Хорошо притворяться, когда не хочется спать! Я с трудом открываю глаза. Который час? Ещё далеко до трёх. Пьяная песня доносится с реки. Галька накатывает на берег. А сигнала всё нет как нет, только ходики тикают да тётя Даша, вздыхая, ворочается с боку на бок.

Я сажусь, чтобы не заснуть, и кладу голову на колени. Я притворяюсь, что сплю. Я слышу свист и не могу проснуться.
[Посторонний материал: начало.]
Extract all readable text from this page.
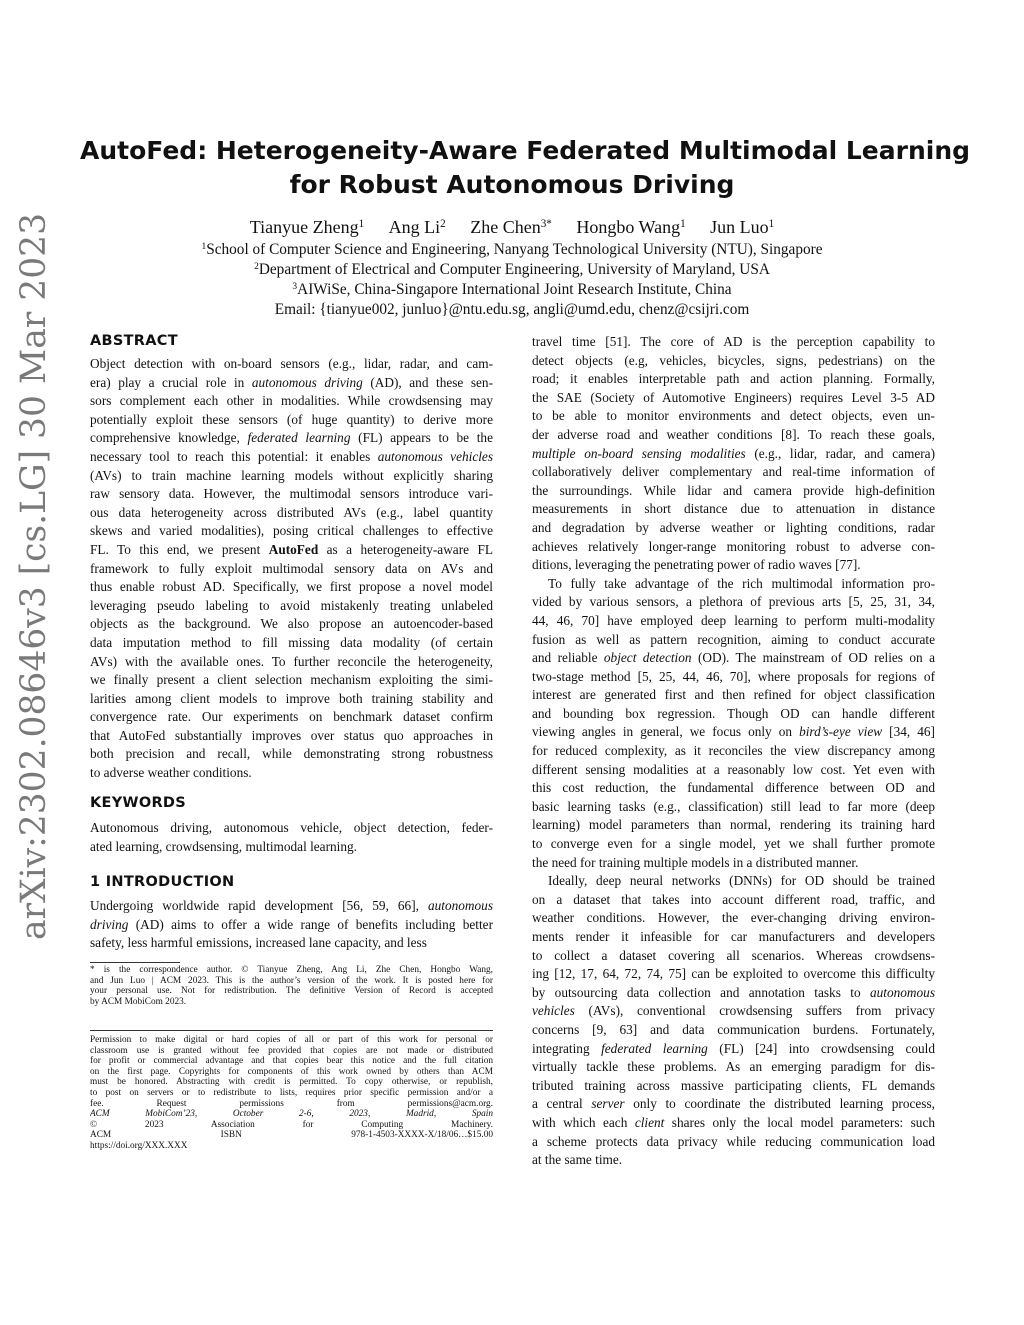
arXiv:2302.08646v3 [cs.LG] 30 Mar 2023
AutoFed: Heterogeneity-Aware Federated Multimodal Learning
for Robust Autonomous Driving
Tianyue Zheng$^1$ Ang Li$^2$ Zhe Chen$^{3*}$ Hongbo Wang$^1$ Jun Luo$^1$
$^1$School of Computer Science and Engineering, Nanyang Technological University (NTU), Singapore
$^2$Department of Electrical and Computer Engineering, University of Maryland, USA
$^3$AIWiSe, China-Singapore International Joint Research Institute, China
Email: {tianyue002, junluo}@ntu.edu.sg, angli@umd.edu, chenz@csijri.com
ABSTRACT
Object detection with on-board sensors (e.g., lidar, radar, and cam-
era) play a crucial role in autonomous driving (AD), and these sen-
sors complement each other in modalities. While crowdsensing may
potentially exploit these sensors (of huge quantity) to derive more
comprehensive knowledge, federated learning (FL) appears to be the
necessary tool to reach this potential: it enables autonomous vehicles
(AVs) to train machine learning models without explicitly sharing
raw sensory data. However, the multimodal sensors introduce vari-
ous data heterogeneity across distributed AVs (e.g., label quantity
skews and varied modalities), posing critical challenges to effective
FL. To this end, we present AutoFed as a heterogeneity-aware FL
framework to fully exploit multimodal sensory data on AVs and
thus enable robust AD. Specifically, we first propose a novel model
leveraging pseudo labeling to avoid mistakenly treating unlabeled
objects as the background. We also propose an autoencoder-based
data imputation method to fill missing data modality (of certain
AVs) with the available ones. To further reconcile the heterogeneity,
we finally present a client selection mechanism exploiting the simi-
larities among client models to improve both training stability and
convergence rate. Our experiments on benchmark dataset confirm
that AutoFed substantially improves over status quo approaches in
both precision and recall, while demonstrating strong robustness
to adverse weather conditions.
KEYWORDS
Autonomous driving, autonomous vehicle, object detection, feder-
ated learning, crowdsensing, multimodal learning.
1 INTRODUCTION
Undergoing worldwide rapid development [56, 59, 66], autonomous
driving (AD) aims to offer a wide range of benefits including better
safety, less harmful emissions, increased lane capacity, and less
* is the correspondence author. © Tianyue Zheng, Ang Li, Zhe Chen, Hongbo Wang,
and Jun Luo | ACM 2023. This is the author’s version of the work. It is posted here for
your personal use. Not for redistribution. The definitive Version of Record is accepted
by ACM MobiCom 2023.
Permission to make digital or hard copies of all or part of this work for personal or
classroom use is granted without fee provided that copies are not made or distributed
for profit or commercial advantage and that copies bear this notice and the full citation
on the first page. Copyrights for components of this work owned by others than ACM
must be honored. Abstracting with credit is permitted. To copy otherwise, or republish,
to post on servers or to redistribute to lists, requires prior specific permission and/or a
fee. Request permissions from permissions@acm.org.
ACM MobiCom’23, October 2-6, 2023, Madrid, Spain
© 2023 Association for Computing Machinery.
ACM ISBN 978-1-4503-XXXX-X/18/06…$15.00
https://doi.org/XXX.XXX
travel time [51]. The core of AD is the perception capability to
detect objects (e.g, vehicles, bicycles, signs, pedestrians) on the
road; it enables interpretable path and action planning. Formally,
the SAE (Society of Automotive Engineers) requires Level 3-5 AD
to be able to monitor environments and detect objects, even un-
der adverse road and weather conditions [8]. To reach these goals,
multiple on-board sensing modalities (e.g., lidar, radar, and camera)
collaboratively deliver complementary and real-time information of
the surroundings. While lidar and camera provide high-definition
measurements in short distance due to attenuation in distance
and degradation by adverse weather or lighting conditions, radar
achieves relatively longer-range monitoring robust to adverse con-
ditions, leveraging the penetrating power of radio waves [77].
To fully take advantage of the rich multimodal information pro-
vided by various sensors, a plethora of previous arts [5, 25, 31, 34,
44, 46, 70] have employed deep learning to perform multi-modality
fusion as well as pattern recognition, aiming to conduct accurate
and reliable object detection (OD). The mainstream of OD relies on a
two-stage method [5, 25, 44, 46, 70], where proposals for regions of
interest are generated first and then refined for object classification
and bounding box regression. Though OD can handle different
viewing angles in general, we focus only on bird’s-eye view [34, 46]
for reduced complexity, as it reconciles the view discrepancy among
different sensing modalities at a reasonably low cost. Yet even with
this cost reduction, the fundamental difference between OD and
basic learning tasks (e.g., classification) still lead to far more (deep
learning) model parameters than normal, rendering its training hard
to converge even for a single model, yet we shall further promote
the need for training multiple models in a distributed manner.
Ideally, deep neural networks (DNNs) for OD should be trained
on a dataset that takes into account different road, traffic, and
weather conditions. However, the ever-changing driving environ-
ments render it infeasible for car manufacturers and developers
to collect a dataset covering all scenarios. Whereas crowdsens-
ing [12, 17, 64, 72, 74, 75] can be exploited to overcome this difficulty
by outsourcing data collection and annotation tasks to autonomous
vehicles (AVs), conventional crowdsensing suffers from privacy
concerns [9, 63] and data communication burdens. Fortunately,
integrating federated learning (FL) [24] into crowdsensing could
virtually tackle these problems. As an emerging paradigm for dis-
tributed training across massive participating clients, FL demands
a central server only to coordinate the distributed learning process,
with which each client shares only the local model parameters: such
a scheme protects data privacy while reducing communication load
at the same time.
Петька потом говорил, что охрип, как цыган, пока меня досвистался. Но он свистал всё время, пока я надевал сапоги, пальто, клал в мешок кокоры. Очень сердитый, он зачем-то велел мне поднять воротник пальто, и мы побежали.

Всё обошлось превосходно, никто нас не тронул – ни собаки, ни люди. Правда, на всякий случай мы версты три дали крюку по городскому валу. Дорогой я пытался узнать у Петьки, уверен ли он, что теперь по всем железным дорогам бесплатный проезд. Он отвечал, что уверен, – на худой конец доедем под лавкой. Две ночи – и Москва. Скорый поезд отходит в пять сорок.

Никакого поезда в пять сорок не было, когда, обойдя караулы, мы в полуверсте от станции махнули через забор. Тускло блестели мокрые чёрные рельсы, тускло горели на стрелках жёлтые фонари. Что было делать? Ждать до утра на станции? Нельзя: могут забрать караулы. Вернуться домой?

В эту минуту бородатый, весь залитый маслом сцепщик вылез из-под товарного состава и пошёл к нам навстречу по шпалам.

– Дяденька, – смело сказал ему Петька, – как отсюда в Москву: направо или налево?

Сцепщик посмотрел на него, потом на меня. Я похолодел: «Сейчас отправит в комендатуру».

– До Москвы, хлопцы, пятьсот вёрст.

– Ты только скажи, дяденька: направо или налево?

Сцепщик засмеялся:

– Налево.

– Спасибо, дяденька!.. Санька, пошли налево!